It is important that you have counsel from professionals that regularly deal with nonprofits such as experienced Certified Public Accountants(CPA), Enrolled Agents (EA) and tax attorneys.

I highly recommend the books that follow. I have successfully done the paperwork for numerous nonprofits by following the clear advice from the first book on the list. It wasn’t fun, but it wasn’t hard either. It was most definitely time consuming. The biggest positive of doing the nonprofit status paperwork was that it forced my idealistic group of do gooders to properly formulate a workable plan and figure out how to delegate tasks that helped move us towards our caring goals.

 

What does it mean to be tax-exempt?

In general, organizations that are often called charitable organizations, are groups that use their income (donations) for public good (charity). No earnings can go to private shareholders or individuals.

The most common nonprofit category is called a 501©(3), named after the IRS statute of the same name.
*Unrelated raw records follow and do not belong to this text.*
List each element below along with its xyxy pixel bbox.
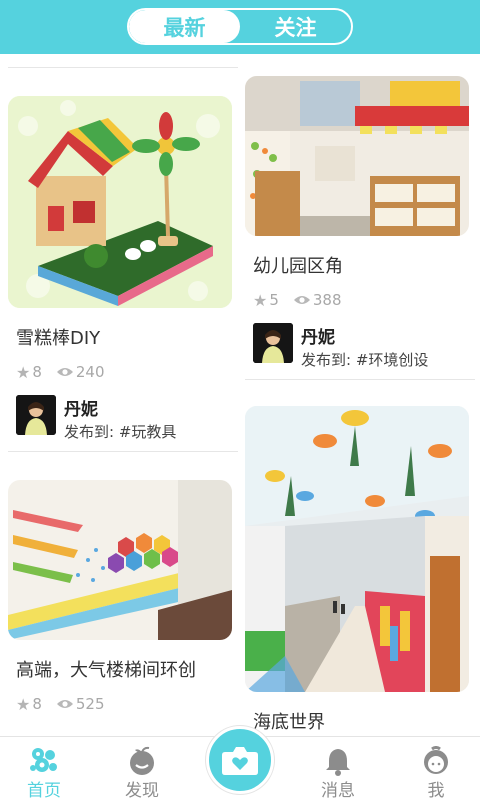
- nav-discover[interactable]: 发现: [102, 737, 182, 800]
- post-title[interactable]: 幼儿园区角: [245, 252, 475, 278]
- post-card[interactable]: 幼儿园区角 ★ 5 388 丹妮 发布到: #环境创设: [245, 76, 475, 373]
- post-stats: ★ 8 240: [8, 362, 238, 382]
- post-author[interactable]: 丹妮 发布到: #玩教具: [8, 395, 238, 445]
- post-title[interactable]: 高端，大气楼梯间环创: [8, 656, 238, 682]
- camera-heart-icon: [221, 744, 259, 776]
- star-icon: ★: [16, 694, 31, 714]
- feed-column-left: 雪糕棒DIY ★ 8 240 丹妮 发布到: #玩教具 高端，大气楼梯间环创 ★…: [8, 54, 238, 714]
- post-card[interactable]: 海底世界: [245, 406, 475, 734]
- nav-home[interactable]: 首页: [4, 737, 84, 800]
- tab-following[interactable]: 关注: [240, 10, 351, 43]
- nav-home-label: 首页: [27, 781, 61, 800]
- profile-face-icon: [421, 745, 451, 776]
- star-icon: ★: [16, 362, 31, 382]
- published-topic[interactable]: 发布到: #玩教具: [64, 421, 176, 442]
- star-count: 5: [269, 291, 279, 309]
- avatar[interactable]: [16, 395, 56, 435]
- star-count: 8: [32, 695, 42, 713]
- camera-post-button[interactable]: [206, 726, 274, 794]
- post-image-classroom-corner[interactable]: [245, 76, 469, 236]
- star-icon: ★: [253, 290, 268, 310]
- post-feed[interactable]: 雪糕棒DIY ★ 8 240 丹妮 发布到: #玩教具 高端，大气楼梯间环创 ★…: [0, 54, 480, 736]
- post-image-staircase[interactable]: [8, 480, 232, 640]
- divider: [245, 379, 475, 380]
- home-bubbles-icon: [28, 745, 60, 776]
- post-card[interactable]: 高端，大气楼梯间环创 ★ 8 525: [8, 480, 238, 714]
- post-image-popsicle-house[interactable]: [8, 96, 232, 308]
- nav-profile[interactable]: 我: [396, 737, 476, 800]
- eye-icon: [293, 294, 311, 306]
- author-name[interactable]: 丹妮: [301, 323, 335, 348]
- feed-column-right: 幼儿园区角 ★ 5 388 丹妮 发布到: #环境创设 海底世界: [245, 54, 475, 734]
- tab-latest[interactable]: 最新: [129, 10, 240, 43]
- nav-discover-label: 发现: [125, 781, 159, 800]
- star-count: 8: [32, 363, 42, 381]
- nav-messages[interactable]: 消息: [298, 737, 378, 800]
- nav-messages-label: 消息: [321, 781, 355, 800]
- post-stats: ★ 5 388: [245, 290, 475, 310]
- author-name[interactable]: 丹妮: [64, 395, 98, 420]
- post-title[interactable]: 雪糕棒DIY: [8, 324, 238, 350]
- avatar[interactable]: [253, 323, 293, 363]
- published-topic[interactable]: 发布到: #环境创设: [301, 349, 428, 370]
- nav-profile-label: 我: [427, 781, 445, 800]
- view-count: 388: [312, 291, 342, 309]
- eye-icon: [56, 698, 74, 710]
- post-card[interactable]: 雪糕棒DIY ★ 8 240 丹妮 发布到: #玩教具: [8, 96, 238, 445]
- view-count: 525: [75, 695, 105, 713]
- eye-icon: [56, 366, 74, 378]
- view-count: 240: [75, 363, 105, 381]
- post-title[interactable]: 海底世界: [245, 708, 475, 734]
- feed-segmented-control: 最新 关注: [127, 8, 353, 45]
- app-screen: 最新 关注 雪糕棒DIY ★ 8 240 丹妮 发布到: #玩教具 高端，大气楼…: [0, 0, 480, 800]
- discover-apple-icon: [127, 745, 157, 776]
- post-stats: ★ 8 525: [8, 694, 238, 714]
- divider: [8, 451, 238, 452]
- post-author[interactable]: 丹妮 发布到: #环境创设: [245, 323, 475, 373]
- bell-icon: [323, 745, 353, 776]
- divider: [8, 67, 238, 68]
- top-bar: 最新 关注: [0, 0, 480, 54]
- post-image-underwater-world[interactable]: [245, 406, 469, 692]
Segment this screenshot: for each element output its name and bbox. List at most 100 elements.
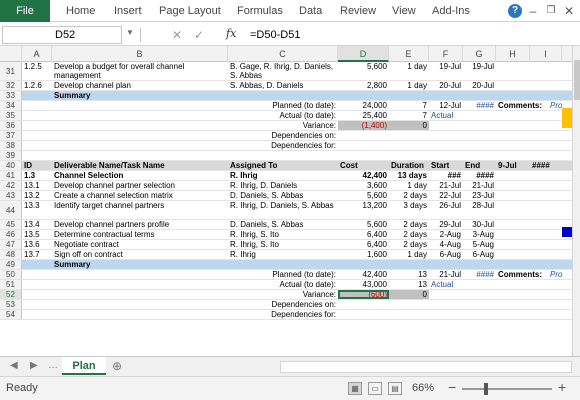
row-number[interactable]: 46 bbox=[0, 230, 22, 239]
cell-c44[interactable]: R. Ihrig, D. Daniels, S. Abbas bbox=[228, 201, 338, 219]
cell-a32[interactable]: 1.2.6 bbox=[22, 81, 52, 90]
cell-f32[interactable]: 20-Jul bbox=[429, 81, 463, 90]
cell-b38[interactable] bbox=[52, 141, 228, 150]
cell-d37[interactable] bbox=[338, 131, 389, 140]
cell-a53[interactable] bbox=[22, 300, 52, 309]
row-number[interactable]: 49 bbox=[0, 260, 22, 269]
cell-f42[interactable]: 21-Jul bbox=[429, 181, 463, 190]
cell-b35[interactable] bbox=[52, 111, 228, 120]
cell-d38[interactable] bbox=[338, 141, 389, 150]
zoom-slider-thumb[interactable] bbox=[484, 383, 488, 395]
cell-a35[interactable] bbox=[22, 111, 52, 120]
cell-a34[interactable] bbox=[22, 101, 52, 110]
column-header-d[interactable]: D bbox=[338, 46, 389, 62]
cell-e39[interactable] bbox=[389, 151, 429, 160]
restore-icon[interactable]: ❐ bbox=[544, 4, 558, 18]
row-number[interactable]: 45 bbox=[0, 220, 22, 229]
cell-b31[interactable]: Develop a budget for overall channel man… bbox=[52, 62, 228, 80]
cell-f31[interactable]: 19-Jul bbox=[429, 62, 463, 80]
row-number[interactable]: 52 bbox=[0, 290, 22, 299]
row-number[interactable]: 54 bbox=[0, 310, 22, 319]
cell-g53[interactable] bbox=[463, 300, 496, 309]
cell-d47[interactable]: 6,400 bbox=[338, 240, 389, 249]
cell-b54[interactable] bbox=[52, 310, 228, 319]
minimize-icon[interactable]: – bbox=[526, 4, 540, 18]
cell-a50[interactable] bbox=[22, 270, 52, 279]
cell-g44[interactable]: 28-Jul bbox=[463, 201, 496, 219]
cell-h40[interactable]: 9-Jul bbox=[496, 161, 530, 170]
cell-g48[interactable]: 6-Aug bbox=[463, 250, 496, 259]
cell-e38[interactable] bbox=[389, 141, 429, 150]
cell-d32[interactable]: 2,800 bbox=[338, 81, 389, 90]
cell-c45[interactable]: D. Daniels, S. Abbas bbox=[228, 220, 338, 229]
cell-f52[interactable] bbox=[429, 290, 463, 299]
cell-f43[interactable]: 22-Jul bbox=[429, 191, 463, 200]
row-number[interactable]: 48 bbox=[0, 250, 22, 259]
cell-f35[interactable]: Actual bbox=[429, 111, 463, 120]
cell-e37[interactable] bbox=[389, 131, 429, 140]
row-number[interactable]: 42 bbox=[0, 181, 22, 190]
cell-e32[interactable]: 1 day bbox=[389, 81, 429, 90]
cell-f38[interactable] bbox=[429, 141, 463, 150]
row-number[interactable]: 51 bbox=[0, 280, 22, 289]
cell-d39[interactable] bbox=[338, 151, 389, 160]
next-sheet-icon[interactable]: ▶ bbox=[30, 360, 38, 371]
cell-e44[interactable]: 3 days bbox=[389, 201, 429, 219]
cell-e41[interactable]: 13 days bbox=[389, 171, 429, 180]
cell-d33[interactable] bbox=[338, 91, 389, 100]
tab-page-layout[interactable]: Page Layout bbox=[159, 0, 221, 22]
cell-g51[interactable] bbox=[463, 280, 496, 289]
cell-b41[interactable]: Channel Selection bbox=[52, 171, 228, 180]
row-number[interactable]: 37 bbox=[0, 131, 22, 140]
cell-a40[interactable]: ID bbox=[22, 161, 52, 170]
cell-a39[interactable] bbox=[22, 151, 52, 160]
cell-b44[interactable]: Identify target channel partners bbox=[52, 201, 228, 219]
formula-input[interactable]: =D50-D51 bbox=[250, 26, 560, 44]
cell-d43[interactable]: 5,600 bbox=[338, 191, 389, 200]
cell-d53[interactable] bbox=[338, 300, 389, 309]
cell-e46[interactable]: 2 days bbox=[389, 230, 429, 239]
cell-c36[interactable]: Variance: bbox=[228, 121, 338, 130]
cell-b47[interactable]: Negotiate contract bbox=[52, 240, 228, 249]
cell-b53[interactable] bbox=[52, 300, 228, 309]
cell-b34[interactable] bbox=[52, 101, 228, 110]
row-number[interactable]: 36 bbox=[0, 121, 22, 130]
cell-g52[interactable] bbox=[463, 290, 496, 299]
row-number[interactable]: 32 bbox=[0, 81, 22, 90]
column-header-g[interactable]: G bbox=[463, 46, 496, 62]
tab-add-ins[interactable]: Add-Ins bbox=[432, 0, 470, 22]
row-number[interactable]: 33 bbox=[0, 91, 22, 100]
cell-a36[interactable] bbox=[22, 121, 52, 130]
cell-d49[interactable] bbox=[338, 260, 389, 269]
row-number[interactable]: 31 bbox=[0, 62, 22, 80]
cell-b43[interactable]: Create a channel selection matrix bbox=[52, 191, 228, 200]
zoom-slider[interactable] bbox=[462, 388, 552, 390]
cell-f37[interactable] bbox=[429, 131, 463, 140]
prev-sheet-icon[interactable]: ◀ bbox=[10, 360, 18, 371]
cell-e48[interactable]: 1 day bbox=[389, 250, 429, 259]
cancel-icon[interactable]: ✕ bbox=[172, 26, 182, 44]
cell-e49[interactable] bbox=[389, 260, 429, 269]
cell-e33[interactable] bbox=[389, 91, 429, 100]
cell-e47[interactable]: 2 days bbox=[389, 240, 429, 249]
tab-view[interactable]: View bbox=[392, 0, 416, 22]
cell-c46[interactable]: R. Ihrig, S. Ito bbox=[228, 230, 338, 239]
column-header-i[interactable]: I bbox=[530, 46, 562, 62]
cell-c37[interactable]: Dependencies on: bbox=[228, 131, 338, 140]
cell-b52[interactable] bbox=[52, 290, 228, 299]
row-number[interactable]: 34 bbox=[0, 101, 22, 110]
cell-f49[interactable] bbox=[429, 260, 463, 269]
name-box[interactable]: D52 bbox=[2, 26, 122, 44]
row-number[interactable]: 44 bbox=[0, 201, 22, 219]
cell-e43[interactable]: 2 days bbox=[389, 191, 429, 200]
cell-c39[interactable] bbox=[228, 151, 338, 160]
chevron-down-icon[interactable]: ▼ bbox=[126, 28, 134, 37]
cell-a46[interactable]: 13.5 bbox=[22, 230, 52, 239]
cell-b36[interactable] bbox=[52, 121, 228, 130]
cell-d34[interactable]: 24,000 bbox=[338, 101, 389, 110]
select-all-corner[interactable] bbox=[0, 46, 22, 62]
cell-d36[interactable]: (1,400) bbox=[338, 121, 389, 130]
cell-d31[interactable]: 5,600 bbox=[338, 62, 389, 80]
cell-g45[interactable]: 30-Jul bbox=[463, 220, 496, 229]
cell-d45[interactable]: 5,600 bbox=[338, 220, 389, 229]
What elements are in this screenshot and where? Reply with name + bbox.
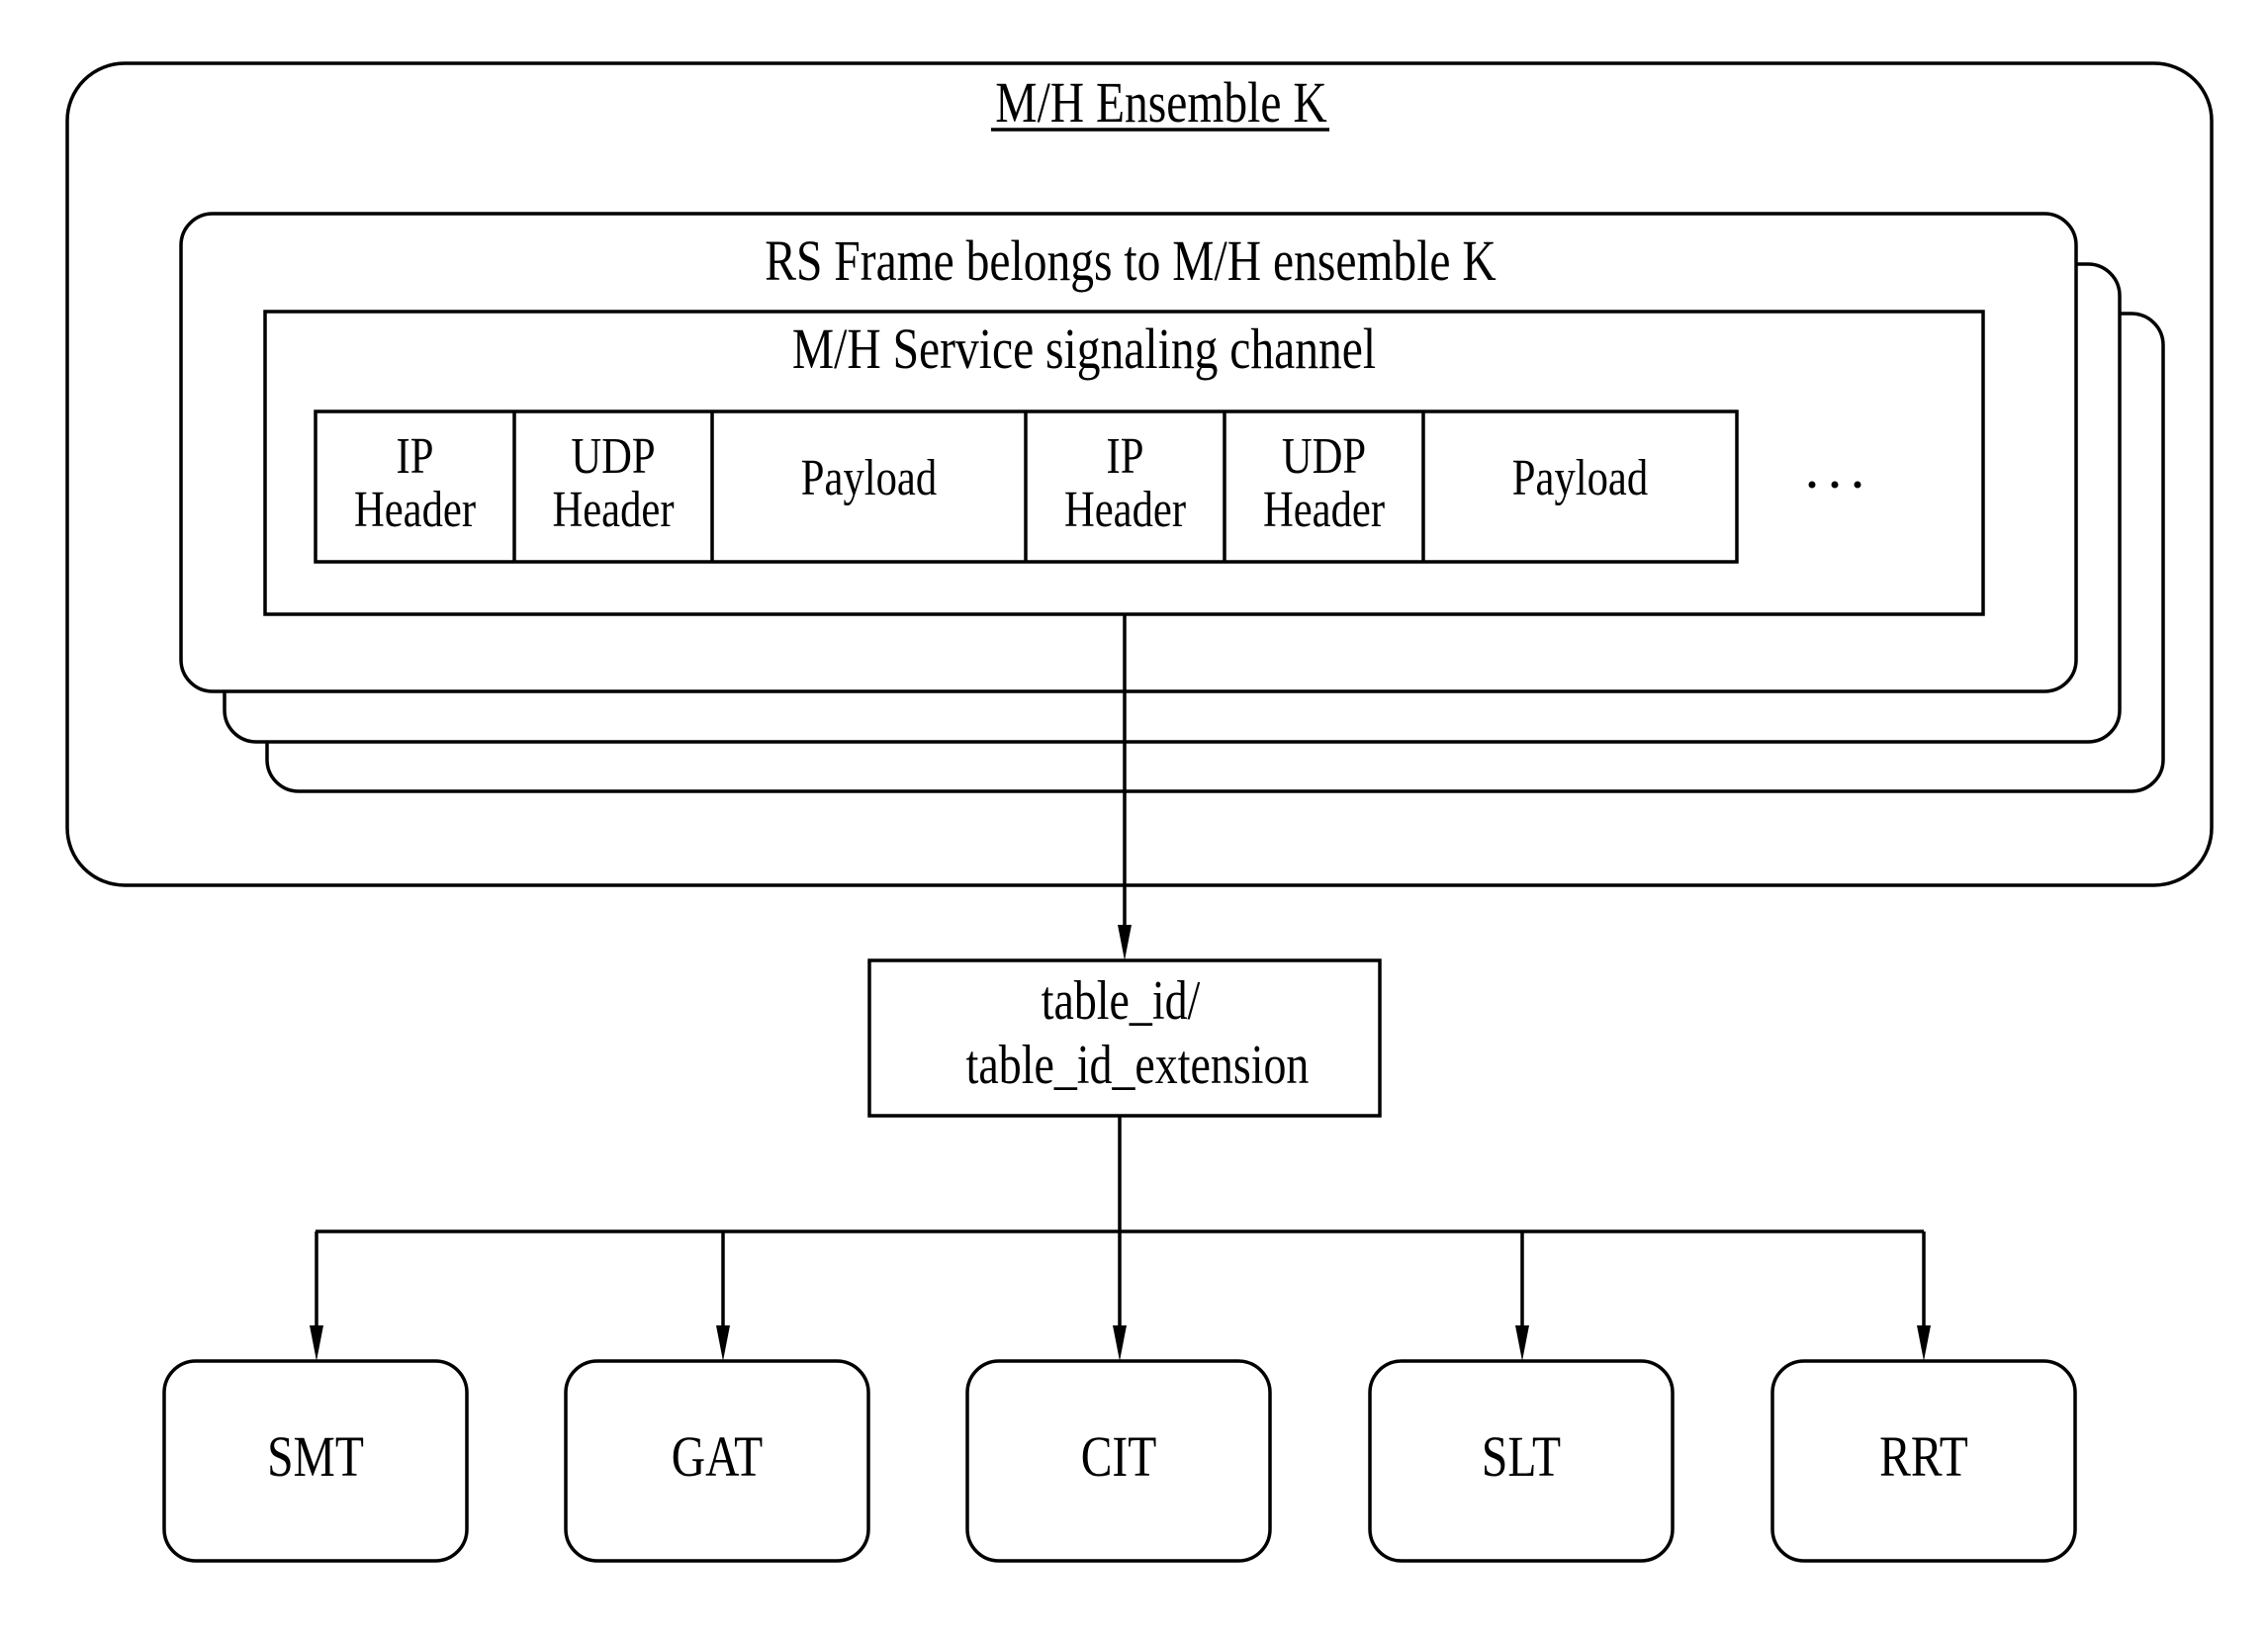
arrowhead-icon (1917, 1325, 1931, 1361)
cell-label-line1: IP (1107, 428, 1144, 485)
arrowhead-icon (1113, 1325, 1127, 1361)
arrowhead-icon (310, 1325, 323, 1361)
cell-label-line2: Header (1263, 482, 1385, 538)
table-node-label: GAT (672, 1426, 763, 1489)
table-node-label: CIT (1081, 1426, 1157, 1489)
table-node-label: RRT (1879, 1426, 1968, 1489)
cell-label-line1: IP (397, 428, 434, 485)
ellipsis-dot (1808, 481, 1816, 489)
table-node-smt: SMT (162, 1231, 469, 1563)
cell-label-line2: Header (354, 482, 476, 538)
cell-label-line1: UDP (1282, 428, 1366, 485)
cell-label: Payload (801, 450, 938, 506)
table-leaves: SMT GAT CIT SLT RRT (162, 1231, 2077, 1563)
cell-label-line2: Header (552, 482, 674, 538)
table-node-label: SMT (267, 1426, 364, 1489)
diagram-canvas: M/H Ensemble K RS Frame belongs to M/H e… (65, 61, 2214, 1563)
ellipsis-dot (1831, 481, 1839, 489)
ellipsis-dot (1854, 481, 1861, 489)
rs-frame-title: RS Frame belongs to M/H ensemble K (765, 230, 1496, 293)
table-node-cit: CIT (965, 1231, 1272, 1563)
table-node-label: SLT (1482, 1426, 1561, 1489)
cell-label-line2: Header (1064, 482, 1186, 538)
arrowhead-icon (1515, 1325, 1529, 1361)
signaling-channel-title: M/H Service signaling channel (792, 318, 1376, 381)
cell-label: Payload (1512, 450, 1649, 506)
packet-row: IPHeaderUDPHeaderPayload IPHeaderUDPHeade… (314, 409, 1739, 564)
table-node-rrt: RRT (1770, 1231, 2077, 1563)
table-id-line2: table_id_extension (966, 1035, 1310, 1096)
arrowhead-icon (716, 1325, 730, 1361)
ensemble-title: M/H Ensemble K (995, 72, 1326, 135)
arrowhead-icon (1118, 925, 1132, 960)
cell-label-line1: UDP (571, 428, 655, 485)
table-node-gat: GAT (564, 1231, 870, 1563)
table-node-slt: SLT (1368, 1231, 1675, 1563)
table-id-line1: table_id/ (1042, 970, 1201, 1032)
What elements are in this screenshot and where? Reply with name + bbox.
According to the IRS a tax exempt purpose is:

 

The exempt purposes set forth in section 501(c)(3) are charitable, religious, educational, scientific, literary, testing for public safety, fostering national or international amateur sports competition, and preventing cruelty to children or animals.  The term charitable is used in its generally accepted legal sense and includes relief of the poor, the distressed, or the underprivileged; advancement of religion; advancement of education or science; erecting or maintaining public buildings, monuments, or works; lessening the burdens of government; lessening neighborhood tensions; eliminating prejudice and discrimination; defending human and civil rights secured by law; and combating community deterioration and juvenile delinquency.